Centralised control doesn't slow decision-making. It ensures decisions are informed by the best available data and aligned with fleet-level objectives.  

Creating standard designs that any supplier can build 

Supply chain issues, like fragmentation, are among the biggest risks to industrialisation. If each SMR uses different suppliers, with custom interfaces and non-standard parts, standardisation benefits disappear.

“The solution is to design interfaces that are supplier-agnostic.” 

This means specifying performance requirements, dimensional standards and connection protocols that multiple suppliers can meet. It allows competition, reduces dependency on single vendors and protects the programme if a supplier exits or underperforms.  

This approach is more commonplace in sectors like car manufacturing where components are designed to fit interchangeable supply chains. It requires discipline in specification and early engagement with the market to ensure feasibility.  

But once established, it creates resilience and flexibility that bespoke arrangements can't match.  

Smart tools for managing the system  

Industrialised delivery doesn't remove complexity. It shifts where complexity is managed. Instead of individual projects wrestling with design changes, supply chain issues and interface coordination, an intelligent customer function addresses these challenges centrally.    

“This function actively directs the whole delivery system, setting standards, managing interfaces, coordinating suppliers and ensuring alignment across the fleet.”  

It requires deep technical capability, commercial acumen and the authority to enforce decisions that protect programme outcomes.  

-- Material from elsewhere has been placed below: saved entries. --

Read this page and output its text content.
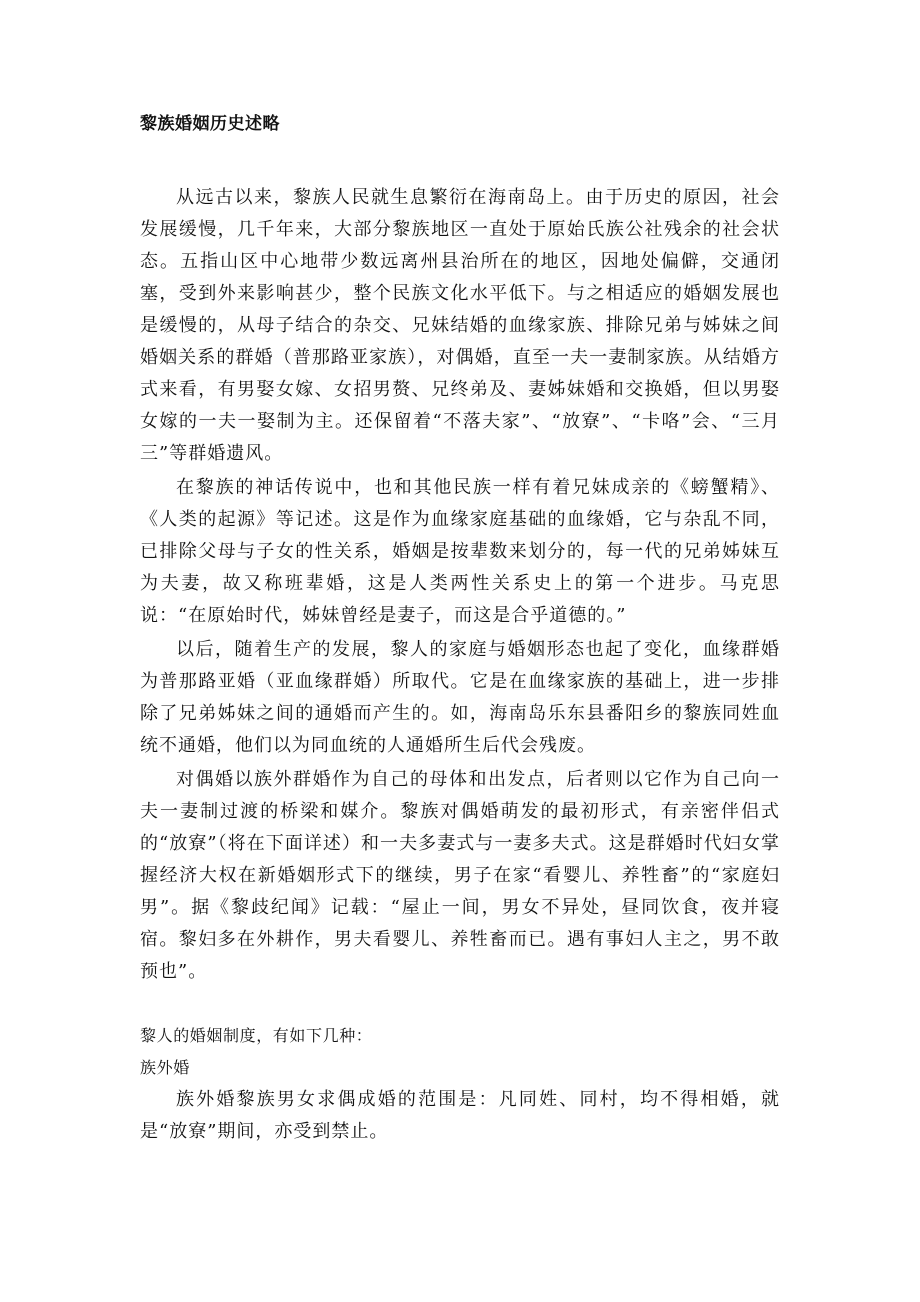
黎族婚姻历史述略

从远古以来，黎族人民就生息繁衍在海南岛上。由于历史的原因，社会发展缓慢，几千年来，大部分黎族地区一直处于原始氏族公社残余的社会状态。五指山区中心地带少数远离州县治所在的地区，因地处偏僻，交通闭塞，受到外来影响甚少，整个民族文化水平低下。与之相适应的婚姻发展也是缓慢的，从母子结合的杂交、兄妹结婚的血缘家族、排除兄弟与姊妹之间婚姻关系的群婚（普那路亚家族），对偶婚，直至一夫一妻制家族。从结婚方式来看，有男娶女嫁、女招男赘、兄终弟及、妻姊妹婚和交换婚，但以男娶女嫁的一夫一娶制为主。还保留着“不落夫家”、“放寮”、“卡咯”会、“三月三”等群婚遗风。

在黎族的神话传说中，也和其他民族一样有着兄妹成亲的《螃蟹精》、《人类的起源》等记述。这是作为血缘家庭基础的血缘婚，它与杂乱不同，已排除父母与子女的性关系，婚姻是按辈数来划分的，每一代的兄弟姊妹互为夫妻，故又称班辈婚，这是人类两性关系史上的第一个进步。马克思说：“在原始时代，姊妹曾经是妻子，而这是合乎道德的。”

以后，随着生产的发展，黎人的家庭与婚姻形态也起了变化，血缘群婚为普那路亚婚（亚血缘群婚）所取代。它是在血缘家族的基础上，进一步排除了兄弟姊妹之间的通婚而产生的。如，海南岛乐东县番阳乡的黎族同姓血统不通婚，他们以为同血统的人通婚所生后代会残废。

对偶婚以族外群婚作为自己的母体和出发点，后者则以它作为自己向一夫一妻制过渡的桥梁和媒介。黎族对偶婚萌发的最初形式，有亲密伴侣式的“放寮”（将在下面详述）和一夫多妻式与一妻多夫式。这是群婚时代妇女掌握经济大权在新婚姻形式下的继续，男子在家“看婴儿、养牲畜”的“家庭妇男”。据《黎歧纪闻》记载：“屋止一间，男女不异处，昼同饮食，夜并寝宿。黎妇多在外耕作，男夫看婴儿、养牲畜而已。遇有事妇人主之，男不敢预也”。

黎人的婚姻制度，有如下几种：

族外婚

族外婚黎族男女求偶成婚的范围是：凡同姓、同村，均不得相婚，就是“放寮”期间，亦受到禁止。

The UK’s SMR programme will benefit from building this capability early. It should be well resourced and well placed to support fleet-wide decision-making.  

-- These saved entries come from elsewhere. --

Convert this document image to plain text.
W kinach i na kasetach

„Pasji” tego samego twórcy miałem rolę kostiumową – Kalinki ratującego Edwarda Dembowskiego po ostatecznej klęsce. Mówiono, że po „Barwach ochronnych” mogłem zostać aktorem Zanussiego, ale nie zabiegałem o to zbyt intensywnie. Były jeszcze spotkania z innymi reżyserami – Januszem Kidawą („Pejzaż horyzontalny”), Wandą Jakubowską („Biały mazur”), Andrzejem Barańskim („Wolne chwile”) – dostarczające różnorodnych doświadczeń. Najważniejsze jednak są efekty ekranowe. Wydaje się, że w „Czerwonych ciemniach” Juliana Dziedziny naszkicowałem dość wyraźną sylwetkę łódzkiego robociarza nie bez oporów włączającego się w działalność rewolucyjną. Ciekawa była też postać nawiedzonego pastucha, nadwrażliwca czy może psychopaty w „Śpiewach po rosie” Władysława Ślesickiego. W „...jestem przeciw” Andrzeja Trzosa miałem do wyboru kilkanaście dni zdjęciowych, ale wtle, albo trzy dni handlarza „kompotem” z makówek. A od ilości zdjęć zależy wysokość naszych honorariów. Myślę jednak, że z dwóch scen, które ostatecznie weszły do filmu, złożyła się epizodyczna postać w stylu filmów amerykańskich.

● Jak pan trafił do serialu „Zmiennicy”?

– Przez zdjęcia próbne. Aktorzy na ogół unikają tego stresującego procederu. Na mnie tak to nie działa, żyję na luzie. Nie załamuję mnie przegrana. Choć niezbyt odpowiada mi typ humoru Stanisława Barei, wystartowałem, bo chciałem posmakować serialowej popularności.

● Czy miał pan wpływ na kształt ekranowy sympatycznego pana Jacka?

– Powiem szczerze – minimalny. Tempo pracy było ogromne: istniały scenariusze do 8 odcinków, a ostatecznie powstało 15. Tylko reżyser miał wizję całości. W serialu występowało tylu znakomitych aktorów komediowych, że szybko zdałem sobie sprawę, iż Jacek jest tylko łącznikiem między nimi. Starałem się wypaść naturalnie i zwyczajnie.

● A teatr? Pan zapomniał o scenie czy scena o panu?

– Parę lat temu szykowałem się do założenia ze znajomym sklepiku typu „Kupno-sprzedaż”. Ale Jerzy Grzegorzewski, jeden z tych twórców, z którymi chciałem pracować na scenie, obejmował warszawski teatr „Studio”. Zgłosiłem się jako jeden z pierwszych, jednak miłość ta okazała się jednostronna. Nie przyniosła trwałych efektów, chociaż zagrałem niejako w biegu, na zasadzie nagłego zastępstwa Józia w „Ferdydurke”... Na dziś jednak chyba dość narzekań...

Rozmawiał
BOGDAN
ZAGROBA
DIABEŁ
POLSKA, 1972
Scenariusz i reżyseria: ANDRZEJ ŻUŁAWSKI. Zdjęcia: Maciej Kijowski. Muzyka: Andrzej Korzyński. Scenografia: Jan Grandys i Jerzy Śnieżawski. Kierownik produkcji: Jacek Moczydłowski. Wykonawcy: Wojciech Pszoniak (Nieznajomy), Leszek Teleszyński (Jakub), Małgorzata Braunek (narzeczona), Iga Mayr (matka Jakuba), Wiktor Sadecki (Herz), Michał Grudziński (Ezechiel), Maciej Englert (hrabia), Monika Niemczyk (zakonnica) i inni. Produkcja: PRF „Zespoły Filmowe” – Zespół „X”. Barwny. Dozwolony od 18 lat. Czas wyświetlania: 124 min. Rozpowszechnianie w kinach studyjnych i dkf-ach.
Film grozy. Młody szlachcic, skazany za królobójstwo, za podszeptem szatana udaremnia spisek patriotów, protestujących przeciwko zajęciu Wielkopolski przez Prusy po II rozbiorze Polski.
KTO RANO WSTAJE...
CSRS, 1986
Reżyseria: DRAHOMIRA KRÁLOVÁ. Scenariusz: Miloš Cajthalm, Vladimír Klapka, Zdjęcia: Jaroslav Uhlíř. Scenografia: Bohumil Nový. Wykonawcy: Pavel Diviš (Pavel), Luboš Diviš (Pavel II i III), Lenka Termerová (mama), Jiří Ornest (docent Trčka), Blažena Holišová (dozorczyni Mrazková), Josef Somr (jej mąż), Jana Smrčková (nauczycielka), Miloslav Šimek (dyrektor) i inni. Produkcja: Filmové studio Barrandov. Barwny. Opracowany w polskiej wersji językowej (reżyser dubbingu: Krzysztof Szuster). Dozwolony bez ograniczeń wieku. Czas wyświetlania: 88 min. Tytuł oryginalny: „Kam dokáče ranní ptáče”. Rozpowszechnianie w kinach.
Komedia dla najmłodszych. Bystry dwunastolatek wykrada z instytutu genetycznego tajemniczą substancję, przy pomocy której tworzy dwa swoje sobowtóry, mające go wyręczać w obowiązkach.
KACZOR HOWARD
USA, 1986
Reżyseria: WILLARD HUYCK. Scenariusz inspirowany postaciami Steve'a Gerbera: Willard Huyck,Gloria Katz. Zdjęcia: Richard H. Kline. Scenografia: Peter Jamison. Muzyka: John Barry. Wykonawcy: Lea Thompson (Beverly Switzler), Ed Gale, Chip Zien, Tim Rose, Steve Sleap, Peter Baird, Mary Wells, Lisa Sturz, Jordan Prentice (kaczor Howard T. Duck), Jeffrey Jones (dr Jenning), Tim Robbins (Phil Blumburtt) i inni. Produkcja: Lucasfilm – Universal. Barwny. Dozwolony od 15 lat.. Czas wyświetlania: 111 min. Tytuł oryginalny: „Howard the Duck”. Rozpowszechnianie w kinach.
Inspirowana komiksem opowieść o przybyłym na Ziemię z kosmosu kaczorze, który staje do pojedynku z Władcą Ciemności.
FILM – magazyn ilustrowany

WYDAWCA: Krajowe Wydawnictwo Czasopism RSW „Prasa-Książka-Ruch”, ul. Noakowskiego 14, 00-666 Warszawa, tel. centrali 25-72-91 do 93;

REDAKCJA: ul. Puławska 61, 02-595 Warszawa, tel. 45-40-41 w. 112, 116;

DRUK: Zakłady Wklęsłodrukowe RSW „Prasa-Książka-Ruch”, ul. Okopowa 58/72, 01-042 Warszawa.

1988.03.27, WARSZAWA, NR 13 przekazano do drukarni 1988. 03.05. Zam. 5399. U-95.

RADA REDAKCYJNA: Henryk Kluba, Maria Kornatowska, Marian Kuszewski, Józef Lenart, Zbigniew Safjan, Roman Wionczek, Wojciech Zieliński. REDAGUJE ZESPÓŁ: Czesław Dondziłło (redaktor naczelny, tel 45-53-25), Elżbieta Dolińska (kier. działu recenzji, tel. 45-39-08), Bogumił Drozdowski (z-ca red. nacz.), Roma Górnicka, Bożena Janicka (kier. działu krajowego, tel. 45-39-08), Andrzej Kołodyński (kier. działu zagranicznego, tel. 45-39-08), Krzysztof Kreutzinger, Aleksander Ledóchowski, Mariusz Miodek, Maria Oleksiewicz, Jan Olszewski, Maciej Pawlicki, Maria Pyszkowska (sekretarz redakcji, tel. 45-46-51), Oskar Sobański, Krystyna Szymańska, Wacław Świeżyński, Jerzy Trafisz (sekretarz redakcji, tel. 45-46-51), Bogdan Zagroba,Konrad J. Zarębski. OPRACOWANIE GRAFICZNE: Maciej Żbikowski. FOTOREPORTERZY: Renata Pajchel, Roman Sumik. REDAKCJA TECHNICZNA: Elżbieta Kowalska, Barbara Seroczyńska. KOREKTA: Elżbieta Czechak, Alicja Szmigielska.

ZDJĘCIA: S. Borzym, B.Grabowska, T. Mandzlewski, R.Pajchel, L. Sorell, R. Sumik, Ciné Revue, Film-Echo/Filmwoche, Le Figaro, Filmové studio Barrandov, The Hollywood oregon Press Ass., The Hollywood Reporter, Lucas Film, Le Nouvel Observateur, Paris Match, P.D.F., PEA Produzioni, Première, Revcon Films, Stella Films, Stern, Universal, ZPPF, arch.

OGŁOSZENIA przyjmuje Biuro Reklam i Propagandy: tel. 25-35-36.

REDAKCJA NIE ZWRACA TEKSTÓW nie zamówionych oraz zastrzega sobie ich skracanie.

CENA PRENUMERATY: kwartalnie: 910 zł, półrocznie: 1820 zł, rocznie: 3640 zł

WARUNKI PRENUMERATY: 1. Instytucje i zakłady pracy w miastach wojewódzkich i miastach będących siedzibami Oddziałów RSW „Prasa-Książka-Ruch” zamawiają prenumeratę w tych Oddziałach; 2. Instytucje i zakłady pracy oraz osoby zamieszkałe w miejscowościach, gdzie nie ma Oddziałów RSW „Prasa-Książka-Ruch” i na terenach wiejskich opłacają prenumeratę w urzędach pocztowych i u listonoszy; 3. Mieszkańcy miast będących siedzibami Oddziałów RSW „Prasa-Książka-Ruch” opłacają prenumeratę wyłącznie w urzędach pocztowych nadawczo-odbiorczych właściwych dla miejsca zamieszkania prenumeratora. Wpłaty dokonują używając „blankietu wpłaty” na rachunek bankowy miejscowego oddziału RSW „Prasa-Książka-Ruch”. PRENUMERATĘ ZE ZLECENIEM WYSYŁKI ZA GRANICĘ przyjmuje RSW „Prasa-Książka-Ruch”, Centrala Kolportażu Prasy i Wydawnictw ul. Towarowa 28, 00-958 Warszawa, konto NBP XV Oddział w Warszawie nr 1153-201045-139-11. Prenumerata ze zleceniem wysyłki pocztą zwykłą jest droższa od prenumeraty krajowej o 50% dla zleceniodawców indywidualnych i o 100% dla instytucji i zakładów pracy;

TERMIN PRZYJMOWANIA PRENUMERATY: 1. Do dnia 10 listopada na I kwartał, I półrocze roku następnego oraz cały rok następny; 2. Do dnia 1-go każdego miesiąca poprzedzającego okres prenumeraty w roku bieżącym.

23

This will help move beyond traditional mega-project governance approaches. It will enable a more integrated, learning-led delivery model that fully captures the advantages of repeatability and continuous improvement.  

What does this mean for the UK’ SMR programme?  

The window to embed industrialisation is narrow. Once production and implementation begins, the model is largely locked in.  

If the first units are delivered using traditional project structures, with fragmented governance and ad hoc learning capture, the opportunity to industrialise the fleet is lost.  

Decision makers must recognise that industrialisation isn't a technological challenge. It’s a delivery model challenge.   

To succeed, organisations will need to prioritise these key steps from day one:   

• design discipline  
• centralised intelligence  
• supplier-agnostic interfaces  
• intelligent client capability 
• data strategy 
• automation and AI. 

For developers, this means accepting tighter control upfront to enable more flexibility on cost and timing further down the line. For suppliers, it means adapting to standardised specifications and performance-based accountability. For policymakers, it means supporting the creation of an intelligent customer function. This should have the authority and ability to coordinate a fleet.  

The UK has the technical capability, policy support and supply chain foundations to deliver SMRs at scale.  

What it needs now is the discipline to industrialise delivery. Those who get this right won't just deliver the first SMR fleet. They'll set the standard for how nuclear programmes are delivered globally.